The catalyst seems to be a critical part of your breakthrough. Can you explain what it is and why it was so innovative?
The catalyst is what splits the water molecules and allows the hydrogen ions to make hydrogen gas. Previous attempts to develop a suitable catalyst were unsuccessful either because the materials were too expensive or too much energy was required. Furthermore, they tend to break down over time. What we did was to develop a cobalt-based molecular catalyst that sits in a solution of cobalt and potassium phosphate, so it is able to regenerate itself as it breaks down.
That is absolutely the key to my discovery and the thing I’m proudest of. This is the first self-healing catalyst ever developed. And that’s an important property because that means it can work with dirty water, even waste water.

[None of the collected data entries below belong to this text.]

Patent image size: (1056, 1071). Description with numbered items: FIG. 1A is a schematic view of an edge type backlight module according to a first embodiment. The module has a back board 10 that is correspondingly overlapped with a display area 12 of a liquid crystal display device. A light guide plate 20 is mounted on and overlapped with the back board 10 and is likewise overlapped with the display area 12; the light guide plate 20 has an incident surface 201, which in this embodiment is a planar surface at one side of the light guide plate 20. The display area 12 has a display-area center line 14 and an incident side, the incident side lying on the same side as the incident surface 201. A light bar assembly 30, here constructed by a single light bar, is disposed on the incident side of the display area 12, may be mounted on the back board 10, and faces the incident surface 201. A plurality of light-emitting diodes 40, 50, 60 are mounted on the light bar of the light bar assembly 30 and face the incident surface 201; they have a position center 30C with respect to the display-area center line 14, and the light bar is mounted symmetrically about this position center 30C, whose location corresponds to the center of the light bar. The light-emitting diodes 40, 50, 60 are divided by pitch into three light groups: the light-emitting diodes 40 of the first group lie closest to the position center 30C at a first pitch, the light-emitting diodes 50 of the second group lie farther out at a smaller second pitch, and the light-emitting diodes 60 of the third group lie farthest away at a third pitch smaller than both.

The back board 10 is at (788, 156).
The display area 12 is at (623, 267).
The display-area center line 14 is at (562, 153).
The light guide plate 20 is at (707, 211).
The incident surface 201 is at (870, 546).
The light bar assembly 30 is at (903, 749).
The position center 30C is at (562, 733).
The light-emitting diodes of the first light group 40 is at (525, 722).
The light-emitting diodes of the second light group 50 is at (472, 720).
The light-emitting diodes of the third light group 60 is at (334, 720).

Expensive electrolyzers require absolutely pure water or else they get cruddy and stop working; in developing nations, you can’t rely on the quality of the water supply, and you don’t want to impact their potable water sources.
Enabling materials to repair themselves versus trying to create something that is indestructible: Do you believe that is a useful model for other researchers studying sustainable solutions to consider?

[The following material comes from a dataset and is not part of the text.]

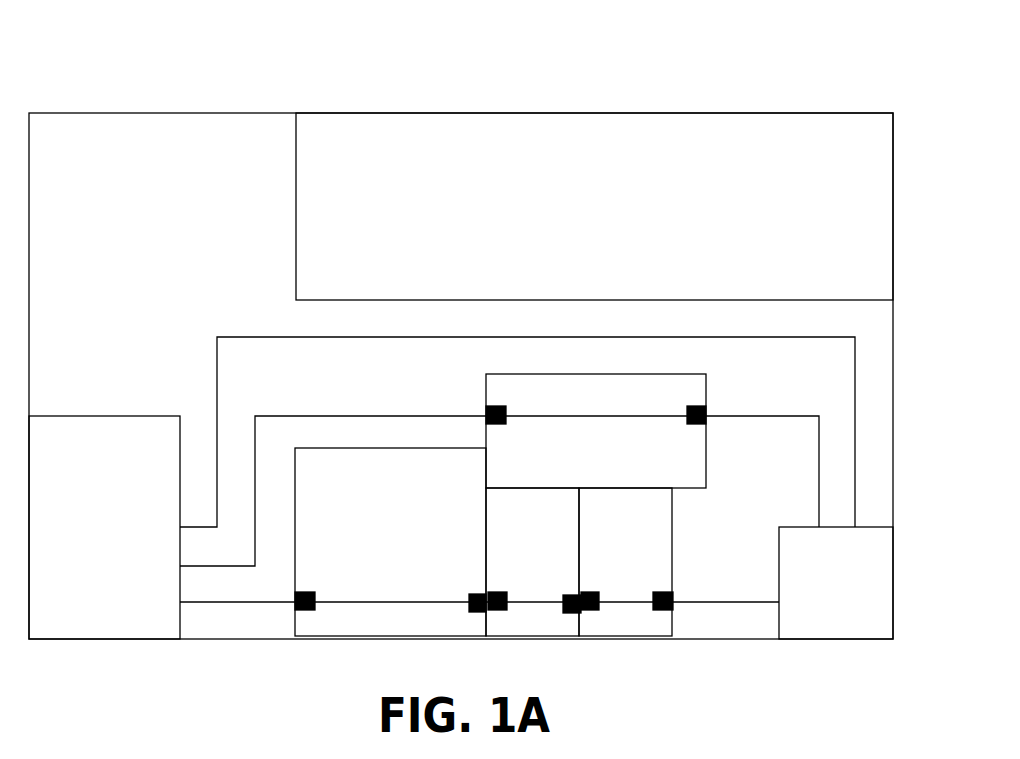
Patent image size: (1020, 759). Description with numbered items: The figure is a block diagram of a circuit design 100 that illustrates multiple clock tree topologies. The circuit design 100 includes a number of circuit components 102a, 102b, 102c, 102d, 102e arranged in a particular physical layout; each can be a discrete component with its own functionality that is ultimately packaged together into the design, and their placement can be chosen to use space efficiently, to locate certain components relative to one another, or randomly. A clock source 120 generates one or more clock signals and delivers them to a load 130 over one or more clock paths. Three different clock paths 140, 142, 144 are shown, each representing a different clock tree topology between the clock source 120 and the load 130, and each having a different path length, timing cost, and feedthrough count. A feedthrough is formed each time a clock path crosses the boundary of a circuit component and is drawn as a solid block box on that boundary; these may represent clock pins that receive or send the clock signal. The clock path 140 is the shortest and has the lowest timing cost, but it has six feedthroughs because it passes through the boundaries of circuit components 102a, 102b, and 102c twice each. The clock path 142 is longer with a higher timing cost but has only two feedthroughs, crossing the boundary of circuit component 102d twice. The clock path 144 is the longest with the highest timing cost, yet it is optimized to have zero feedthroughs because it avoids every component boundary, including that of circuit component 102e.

Definitely. I think that if you begin to look beyond sheer indestructibility, it can open up new avenues for research. And I think that’s particularly important when the technology in question won’t necessarily be deployed in carefully controlled environments. If you can’t eliminate constraints, you have to be able to work around them.
Are there risks to storing hydrogen and oxygen on one’s own property?

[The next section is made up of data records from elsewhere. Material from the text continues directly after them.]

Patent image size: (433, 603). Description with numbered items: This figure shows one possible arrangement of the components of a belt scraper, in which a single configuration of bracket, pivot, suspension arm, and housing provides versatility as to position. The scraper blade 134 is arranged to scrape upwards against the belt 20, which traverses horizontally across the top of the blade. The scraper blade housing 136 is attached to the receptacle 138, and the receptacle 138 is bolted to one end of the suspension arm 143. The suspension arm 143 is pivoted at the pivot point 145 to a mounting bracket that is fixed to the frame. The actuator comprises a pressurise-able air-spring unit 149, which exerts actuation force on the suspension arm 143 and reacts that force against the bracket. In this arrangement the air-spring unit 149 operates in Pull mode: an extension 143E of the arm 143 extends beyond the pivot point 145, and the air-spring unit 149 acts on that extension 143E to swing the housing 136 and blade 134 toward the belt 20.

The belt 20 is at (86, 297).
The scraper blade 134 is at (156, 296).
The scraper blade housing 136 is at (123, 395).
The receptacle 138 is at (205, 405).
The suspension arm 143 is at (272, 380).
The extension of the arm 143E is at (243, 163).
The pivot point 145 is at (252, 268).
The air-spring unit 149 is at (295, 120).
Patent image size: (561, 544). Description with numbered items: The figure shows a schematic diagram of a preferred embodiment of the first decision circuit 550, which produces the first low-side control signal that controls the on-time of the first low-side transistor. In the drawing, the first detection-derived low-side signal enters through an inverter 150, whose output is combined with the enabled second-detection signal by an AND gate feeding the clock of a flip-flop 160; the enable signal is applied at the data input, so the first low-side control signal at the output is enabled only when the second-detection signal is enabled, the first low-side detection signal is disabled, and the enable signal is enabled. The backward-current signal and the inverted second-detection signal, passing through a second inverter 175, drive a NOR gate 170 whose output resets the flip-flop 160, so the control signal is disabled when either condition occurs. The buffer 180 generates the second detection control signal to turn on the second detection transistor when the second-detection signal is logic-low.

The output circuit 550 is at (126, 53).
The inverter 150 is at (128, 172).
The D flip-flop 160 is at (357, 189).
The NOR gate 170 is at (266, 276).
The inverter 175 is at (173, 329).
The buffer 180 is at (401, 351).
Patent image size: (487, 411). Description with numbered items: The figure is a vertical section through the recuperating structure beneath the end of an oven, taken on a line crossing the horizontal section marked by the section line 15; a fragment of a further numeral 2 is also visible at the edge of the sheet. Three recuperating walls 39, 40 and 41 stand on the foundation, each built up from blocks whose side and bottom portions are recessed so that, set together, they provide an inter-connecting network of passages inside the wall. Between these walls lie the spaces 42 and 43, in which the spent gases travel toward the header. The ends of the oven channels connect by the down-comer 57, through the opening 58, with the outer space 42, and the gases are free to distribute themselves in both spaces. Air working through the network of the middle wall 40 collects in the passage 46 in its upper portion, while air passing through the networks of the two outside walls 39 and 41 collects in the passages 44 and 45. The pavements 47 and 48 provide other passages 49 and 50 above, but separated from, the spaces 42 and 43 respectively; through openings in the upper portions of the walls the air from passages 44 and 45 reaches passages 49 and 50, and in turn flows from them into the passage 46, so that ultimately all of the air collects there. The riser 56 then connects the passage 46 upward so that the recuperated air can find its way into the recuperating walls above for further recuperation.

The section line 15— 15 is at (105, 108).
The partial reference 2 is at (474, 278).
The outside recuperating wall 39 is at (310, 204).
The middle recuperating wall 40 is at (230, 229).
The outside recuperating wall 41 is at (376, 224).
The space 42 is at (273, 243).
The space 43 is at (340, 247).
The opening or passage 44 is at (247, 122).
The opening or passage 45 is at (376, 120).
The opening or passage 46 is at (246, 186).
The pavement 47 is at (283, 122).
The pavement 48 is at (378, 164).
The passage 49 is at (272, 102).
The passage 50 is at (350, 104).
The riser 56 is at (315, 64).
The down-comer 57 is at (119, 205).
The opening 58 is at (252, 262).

What we would do is to store the materials in underground storage tanks. Certainly there’s a potential risk in any form of energy, but it’s really no different than methane, which we use all the time. But scaling the technology from a lab application to actual household and neighborhood implementation will require the expertise of companies that specialize in using this kind of material safely.
What other obstacles—scientific, economic, political, social, regulatory, or other—stand in the way of widescale adoption of this technology?
As with any new technology, there are a few. I want to serve the poor, and while my discovery is cost-effective in and of itself, it relies on photovoltaic panels for the front end and a fuel cell in which to mix the hydrogen and oxygen, and these materials need to be cost-effective as well. I’m in the process of trying to forge partnerships with companies and organizations to make this happen.
Scientifically, there are still some refinements we need to do to ensure that it is super robust and maintenance free. These things are going to be in remote areas around the world, so it needs to be something you can set up and leave alone for years, and it will continue to work reliably. From a regulatory standpoint, there aren’t a lot of federal standards having to do with fuels; generally, they fall under the purview of local fire codes. But I’ll need partners to help suss that out.
What’s most exciting and promising, though, is the social acceptance my invention has received. People are very enthusiastic about this, and that proves that it satisfies a very real need. As a scientist, you can’t ask for anything more than that.